Friday, November 14, 2008

New History Was Made - But Our Old History Lingers On

In his recent editorial in the Miami Herald, African-American columnist Leonard Pitts writes "we shall overcome." But it was not a declaration referring to his race, but rather to the millions of LGBT Americans discriminated against nationally.


Pitts wrote this column in regard to the recent outcomes of the gay marriage referenda in Florida, California, and Arizona. He points out that although black voters came out in record numbers to elect Barack Obama the first African-American President, they also supported a ban on gay marriage by a 2 to 1 margin.


Pitts acknowledges that the civil rights movement of the 1950s and 1960s in indeed different from the gay rights movement today, but writes:


"…that's not the same as saying blacks and gays have nothing in common. On the contrary, gay people, like black people, know what it's like to be left out, lied about, scapegoated, discriminated against, held up, beat down, denied a job, a loan or a life. And, too, they know how it feels to sit there and watch other people vote upon your very humanity, just as if those other people had a right. So beg pardon, but black people should know better. I feel the same when Jews are racist, or gays anti-Semitic. Those who bear scars from intolerance should be the last to practice it."


Although the civil rights movement is not over, and the chains of discrimination have not been fully lifted from the black community, a great deal of progress has been made over the past half century. Progress is equally likely - says Pitts - to come to the LGBT community as well.


Gay marriage is likely to become more accepted in the future, the Employee Non-Discrimination Act is likely to pass in the new Congress and signed by President Obama, and hate crime legislation is likely to be extended to LGBT individuals as well.
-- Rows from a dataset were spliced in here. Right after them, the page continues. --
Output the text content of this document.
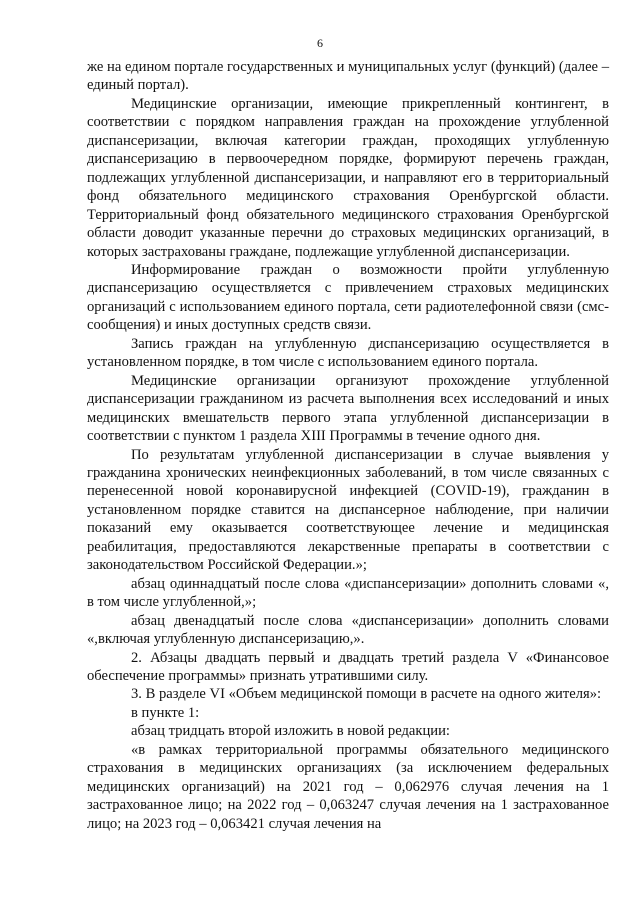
6

же на едином портале государственных и муниципальных услуг (функций) (далее – единый портал).

Медицинские организации, имеющие прикрепленный контингент, в соответствии с порядком направления граждан на прохождение углубленной диспансеризации, включая категории граждан, проходящих углубленную диспансеризацию в первоочередном порядке, формируют перечень граждан, подлежащих углубленной диспансеризации, и направляют его в территориальный фонд обязательного медицинского страхования Оренбургской области. Территориальный фонд обязательного медицинского страхования Оренбургской области доводит указанные перечни до страховых медицинских организаций, в которых застрахованы граждане, подлежащие углубленной диспансеризации.

Информирование граждан о возможности пройти углубленную диспансеризацию осуществляется с привлечением страховых медицинских организаций с использованием единого портала, сети радиотелефонной связи (смс-сообщения) и иных доступных средств связи.

Запись граждан на углубленную диспансеризацию осуществляется в установленном порядке, в том числе с использованием единого портала.

Медицинские организации организуют прохождение углубленной диспансеризации гражданином из расчета выполнения всех исследований и иных медицинских вмешательств первого этапа углубленной диспансеризации в соответствии с пунктом 1 раздела XIII Программы в течение одного дня.

По результатам углубленной диспансеризации в случае выявления у гражданина хронических неинфекционных заболеваний, в том числе связанных с перенесенной новой коронавирусной инфекцией (COVID-19), гражданин в установленном порядке ставится на диспансерное наблюдение, при наличии показаний ему оказывается соответствующее лечение и медицинская реабилитация, предоставляются лекарственные препараты в соответствии с законодательством Российской Федерации.»;

абзац одиннадцатый после слова «диспансеризации» дополнить словами «, в том числе углубленной,»;

абзац двенадцатый после слова «диспансеризации» дополнить словами «,включая углубленную диспансеризацию,».

2. Абзацы двадцать первый и двадцать третий раздела V «Финансовое обеспечение программы» признать утратившими силу.

3. В разделе VI «Объем медицинской помощи в расчете на одного жителя»:

в пункте 1:

абзац тридцать второй изложить в новой редакции:

«в рамках территориальной программы обязательного медицинского страхования в медицинских организациях (за исключением федеральных медицинских организаций) на 2021 год – 0,062976 случая лечения на 1 застрахованное лицо; на 2022 год – 0,063247 случая лечения на 1 застрахованное лицо; на 2023 год – 0,063421 случая лечения на
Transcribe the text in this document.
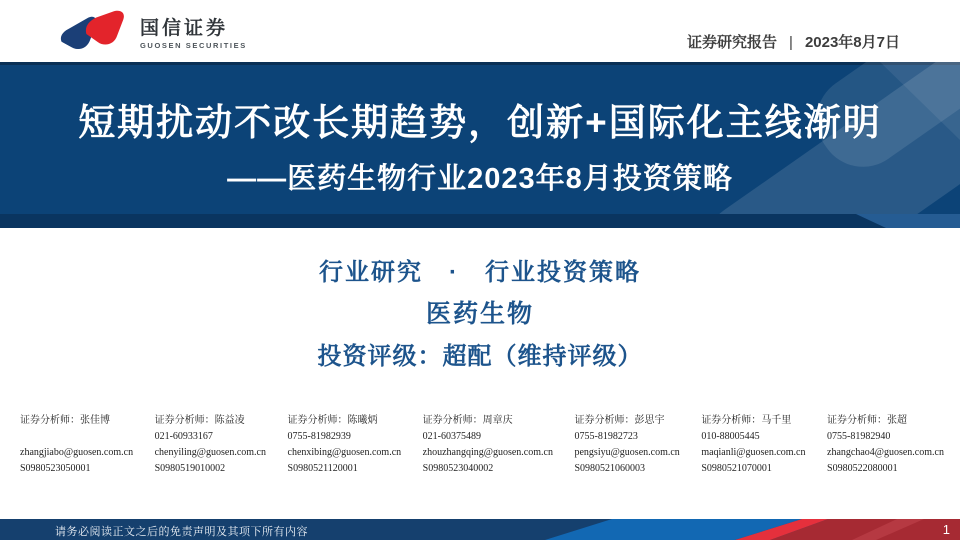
国信证券
GUOSEN SECURITIES	证券研究报告 | 2023年8月7日
短期扰动不改长期趋势，创新+国际化主线渐明
——医药生物行业2023年8月投资策略
行业研究　·　行业投资策略
医药生物
投资评级：超配（维持评级）
证券分析师：张佳博
zhangjiabo@guosen.com.cn
S0980523050001
证券分析师：陈益凌
021-60933167
chenyiling@guosen.com.cn
S0980519010002
证券分析师：陈曦炳
0755-81982939
chenxibing@guosen.com.cn
S0980521120001
证券分析师：周章庆
021-60375489
zhouzhangqing@guosen.com.cn
S0980523040002
证券分析师：彭思宇
0755-81982723
pengsiyu@guosen.com.cn
S0980521060003
证券分析师：马千里
010-88005445
maqianli@guosen.com.cn
S0980521070001
证券分析师：张超
0755-81982940
zhangchao4@guosen.com.cn
S0980522080001
请务必阅读正文之后的免责声明及其项下所有内容	1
Yet, hate crimes have been part of the American judicial system for some time, and the violence still continues - as demonstrated by this disturbing video sent to us today.







Perhaps the saddest part of the story is how it is unsurprising. The anti-immigrant rhetoric mentioned by Ruben Navarrette is an obvious fuel for the fire. It is unsurprising because we've seen this movie before. As Bob Dylan wrote about the murder of Medgar Evers:



"A South politician preaches to the poor white man / "You got more than the blacks, don't complain / You're better than them / You been born with white skin," they explain / And the Negro's name / Is used it is plain / For the politician's gain / As he rises to fame / And the poor white remains / On the caboose of the train…
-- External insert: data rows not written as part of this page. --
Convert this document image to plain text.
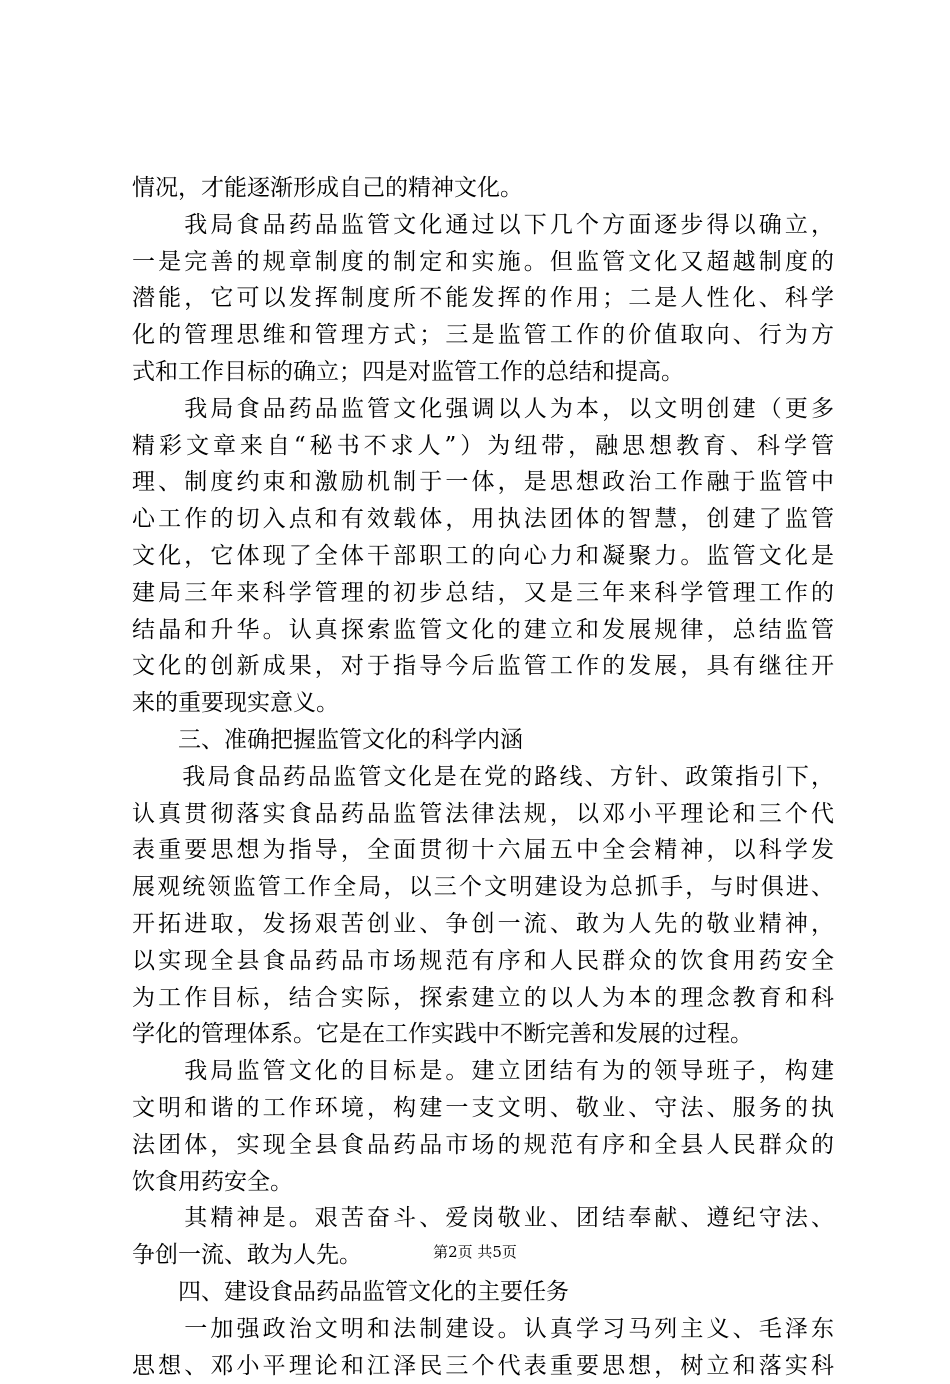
情况，才能逐渐形成自己的精神文化。
　　我局食品药品监管文化通过以下几个方面逐步得以确立，
一是完善的规章制度的制定和实施。但监管文化又超越制度的
潜能，它可以发挥制度所不能发挥的作用；二是人性化、科学
化的管理思维和管理方式；三是监管工作的价值取向、行为方
式和工作目标的确立；四是对监管工作的总结和提高。
　　我局食品药品监管文化强调以人为本，以文明创建（更多
精彩文章来自“秘书不求人”）为纽带，融思想教育、科学管
理、制度约束和激励机制于一体，是思想政治工作融于监管中
心工作的切入点和有效载体，用执法团体的智慧，创建了监管
文化，它体现了全体干部职工的向心力和凝聚力。监管文化是
建局三年来科学管理的初步总结，又是三年来科学管理工作的
结晶和升华。认真探索监管文化的建立和发展规律，总结监管
文化的创新成果，对于指导今后监管工作的发展，具有继往开
来的重要现实意义。
　　三、准确把握监管文化的科学内涵
　　我局食品药品监管文化是在党的路线、方针、政策指引下，
认真贯彻落实食品药品监管法律法规，以邓小平理论和三个代
表重要思想为指导，全面贯彻十六届五中全会精神，以科学发
展观统领监管工作全局，以三个文明建设为总抓手，与时俱进、
开拓进取，发扬艰苦创业、争创一流、敢为人先的敬业精神，
以实现全县食品药品市场规范有序和人民群众的饮食用药安全
为工作目标，结合实际，探索建立的以人为本的理念教育和科
学化的管理体系。它是在工作实践中不断完善和发展的过程。
　　我局监管文化的目标是。建立团结有为的领导班子，构建
文明和谐的工作环境，构建一支文明、敬业、守法、服务的执
法团体，实现全县食品药品市场的规范有序和全县人民群众的
饮食用药安全。
　　其精神是。艰苦奋斗、爱岗敬业、团结奉献、遵纪守法、
争创一流、敢为人先。
　　四、建设食品药品监管文化的主要任务
　　一加强政治文明和法制建设。认真学习马列主义、毛泽东
思想、邓小平理论和江泽民三个代表重要思想，树立和落实科
第2页 共5页
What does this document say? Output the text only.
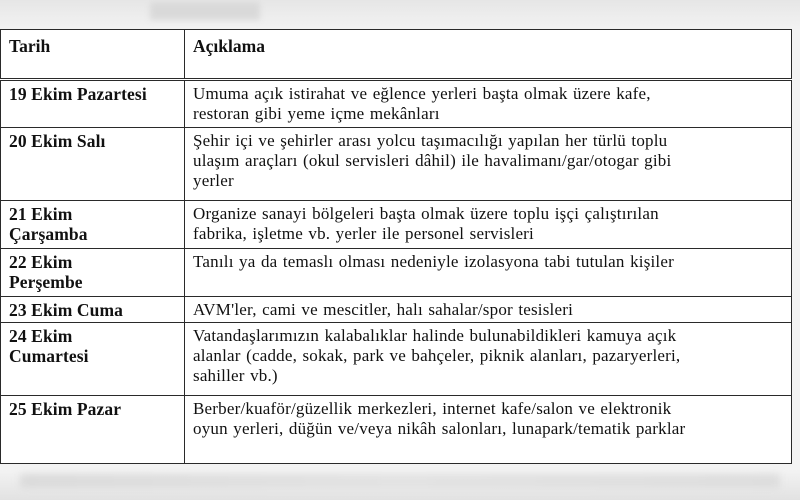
Tarih	Açıklama

19 Ekim Pazartesi	Umuma açık istirahat ve eğlence yerleri başta olmak üzere kafe,
restoran gibi yeme içme mekânları

20 Ekim Salı	Şehir içi ve şehirler arası yolcu taşımacılığı yapılan her türlü toplu
ulaşım araçları (okul servisleri dâhil) ile havalimanı/gar/otogar gibi
yerler

21 Ekim
Çarşamba	Organize sanayi bölgeleri başta olmak üzere toplu işçi çalıştırılan
fabrika, işletme vb. yerler ile personel servisleri

22 Ekim
Perşembe	Tanılı ya da temaslı olması nedeniyle izolasyona tabi tutulan kişiler

23 Ekim Cuma	AVM'ler, cami ve mescitler, halı sahalar/spor tesisleri

24 Ekim
Cumartesi	Vatandaşlarımızın kalabalıklar halinde bulunabildikleri kamuya açık
alanlar (cadde, sokak, park ve bahçeler, piknik alanları, pazaryerleri,
sahiller vb.)

25 Ekim Pazar	Berber/kuaför/güzellik merkezleri, internet kafe/salon ve elektronik
oyun yerleri, düğün ve/veya nikâh salonları, lunapark/tematik parklar
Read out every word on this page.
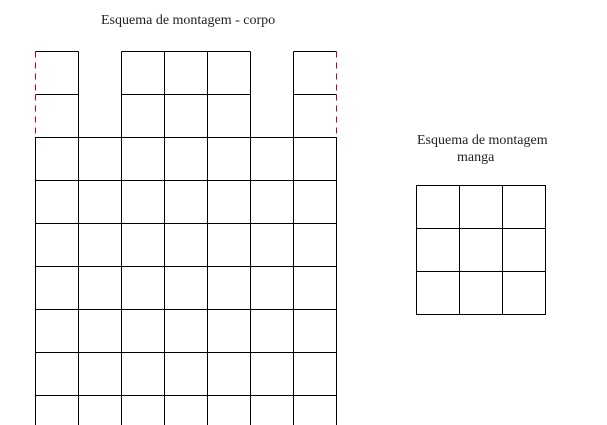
Esquema de montagem - corpo
Esquema de montagem
manga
… He's taught in his school / From the start by the rule / That the laws are with him / To protect his white skin / To keep up his hate / So he never thinks straight…


… And he's taught how to walk in a pack / Shoot in the back / With his fist in a clinch / To hang and to lynch / To hide 'neath the hood / To kill with no pain / Like a dog on a chain…"
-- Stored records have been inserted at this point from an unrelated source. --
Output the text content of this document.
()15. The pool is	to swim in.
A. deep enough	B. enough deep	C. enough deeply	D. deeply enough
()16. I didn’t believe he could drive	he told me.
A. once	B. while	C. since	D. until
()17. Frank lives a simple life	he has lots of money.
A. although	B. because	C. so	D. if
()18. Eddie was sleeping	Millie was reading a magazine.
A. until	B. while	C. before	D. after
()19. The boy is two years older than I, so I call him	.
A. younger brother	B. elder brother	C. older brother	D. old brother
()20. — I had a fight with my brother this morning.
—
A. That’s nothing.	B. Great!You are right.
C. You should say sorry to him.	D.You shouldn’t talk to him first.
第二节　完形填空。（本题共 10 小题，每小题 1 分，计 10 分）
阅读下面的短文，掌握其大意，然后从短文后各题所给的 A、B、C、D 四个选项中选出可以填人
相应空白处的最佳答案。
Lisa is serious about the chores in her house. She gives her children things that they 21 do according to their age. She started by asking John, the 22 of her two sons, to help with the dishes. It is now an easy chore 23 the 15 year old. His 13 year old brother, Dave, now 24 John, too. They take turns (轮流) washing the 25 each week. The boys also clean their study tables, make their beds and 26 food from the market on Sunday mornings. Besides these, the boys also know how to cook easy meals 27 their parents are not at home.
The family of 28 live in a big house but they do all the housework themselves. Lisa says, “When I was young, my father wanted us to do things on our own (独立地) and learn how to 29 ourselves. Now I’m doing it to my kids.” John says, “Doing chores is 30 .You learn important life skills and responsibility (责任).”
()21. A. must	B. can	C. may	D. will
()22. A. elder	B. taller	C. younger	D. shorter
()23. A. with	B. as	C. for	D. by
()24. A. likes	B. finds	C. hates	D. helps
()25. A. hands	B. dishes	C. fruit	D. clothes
Dylan wrote "Only a Pawn in Their Game" over forty years ago - but today the words are still a reality to families like the Luceros. And the LGBT community, like the Latino community, has become a direct target of conservative politicians in recent years.


So even as the United States made history by electing its first black President, the old history of hate and discrimination sadly continues - and in new forms.


Or as Pitts writes, "Sometimes progress carries an asterisk."